A Emenda Constitucional nº 29, acrescentou ao artigo 93, inciso XI, da Constituição Federal, a obrigatoriedade da eleição de metade dos integrantes do Órgão Especial dos Tribunais, com a seguinte redação:

XI- nos tribunais com número superior a vinte e cinco julgadores, poderá ser constituído órgão especial, com o número de onze e o máximo de vinte e cinco membros, para o exercício das atribuições administrativas e jurisdicionais delegadas da competência do tribunal pleno, provendo-se metade das vagas por antiguidade e a outra metade por eleição pelo tribunal pleno.

Compare-se com o texto primitivo:

XI- nos tribunais com número superior a vinte e cinco julgadores poderá ser constituído órgão especial, com o mínimo de onze e o máximo de vinte e cinco membros, para o exercício das atribuições administrativas e jurisdicionais da competência do tribunal pleno.

Uma simples leitura comparativa já revela as substanciais alterações levadas a efeito pelo texto atual, notadamente quando se refere às expressões “atribuições administrativas e jurisdicionais delegadas” e “a outra metade por eleição pelo tribunal pleno”.

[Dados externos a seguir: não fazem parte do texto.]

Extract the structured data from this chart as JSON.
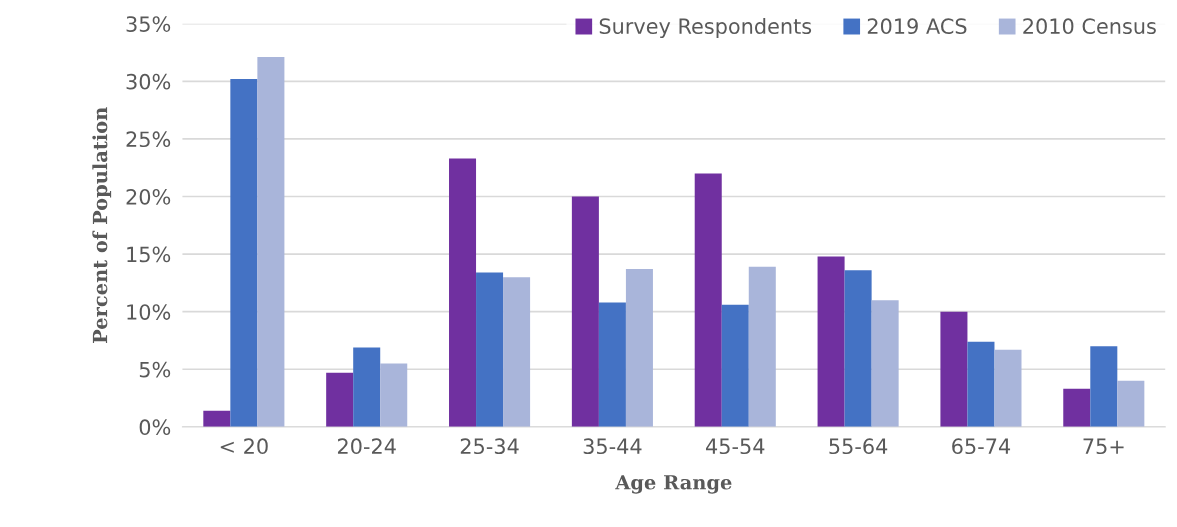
{
  "chart_data": {
    "type": "bar",
    "xlabel": "Age Range",
    "ylabel": "Percent of Population",
    "categories": [
      "< 20",
      "20-24",
      "25-34",
      "35-44",
      "45-54",
      "55-64",
      "65-74",
      "75+"
    ],
    "series": [
      {
        "name": "Survey Respondents",
        "color": "#7030a0",
        "values": [
          1.4,
          4.7,
          23.3,
          20.0,
          22.0,
          14.8,
          10.0,
          3.3
        ]
      },
      {
        "name": "2019 ACS",
        "color": "#4472c4",
        "values": [
          30.2,
          6.9,
          13.4,
          10.8,
          10.6,
          13.6,
          7.4,
          7.0
        ]
      },
      {
        "name": "2010 Census",
        "color": "#a9b5da",
        "values": [
          32.1,
          5.5,
          13.0,
          13.7,
          13.9,
          11.0,
          6.7,
          4.0
        ]
      }
    ],
    "ylim": [
      0,
      35
    ],
    "yticks": [
      {
        "value": 0,
        "label": "0%"
      },
      {
        "value": 5,
        "label": "5%"
      },
      {
        "value": 10,
        "label": "10%"
      },
      {
        "value": 15,
        "label": "15%"
      },
      {
        "value": 20,
        "label": "20%"
      },
      {
        "value": 25,
        "label": "25%"
      },
      {
        "value": 30,
        "label": "30%"
      },
      {
        "value": 35,
        "label": "35%"
      }
    ],
    "grid": "y",
    "legend": "top right"
  }
}
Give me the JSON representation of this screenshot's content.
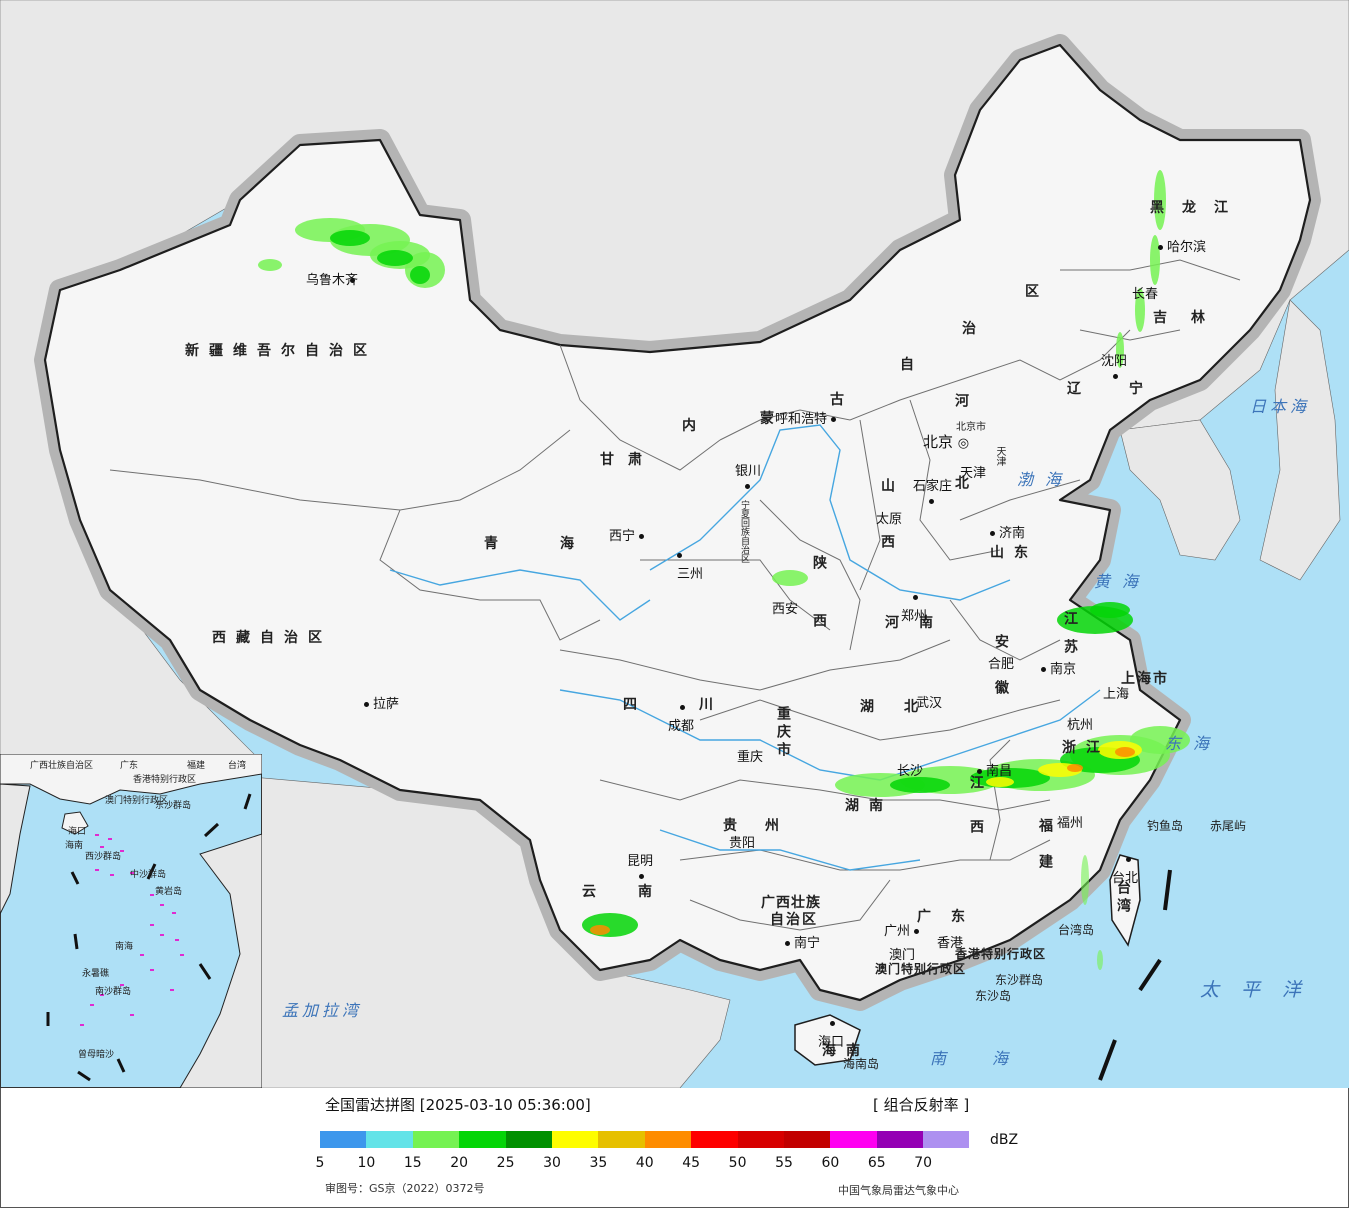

De início, é de se lembrar, muito embora fosse dispensável, que o emprego do verbo poder em texto legal significa faculdade de agir concedida ao destinatário da norma jurídica e, no caso, os destinatários são os Tribunais de Justiça do País, tem-se que a expressão “poderá ser constituído órgão especial” é uma faculdade a ser concretizada ou não pelo Tribunal de Justiça Pleno, este constituído pela totalidade de seus desembargadores.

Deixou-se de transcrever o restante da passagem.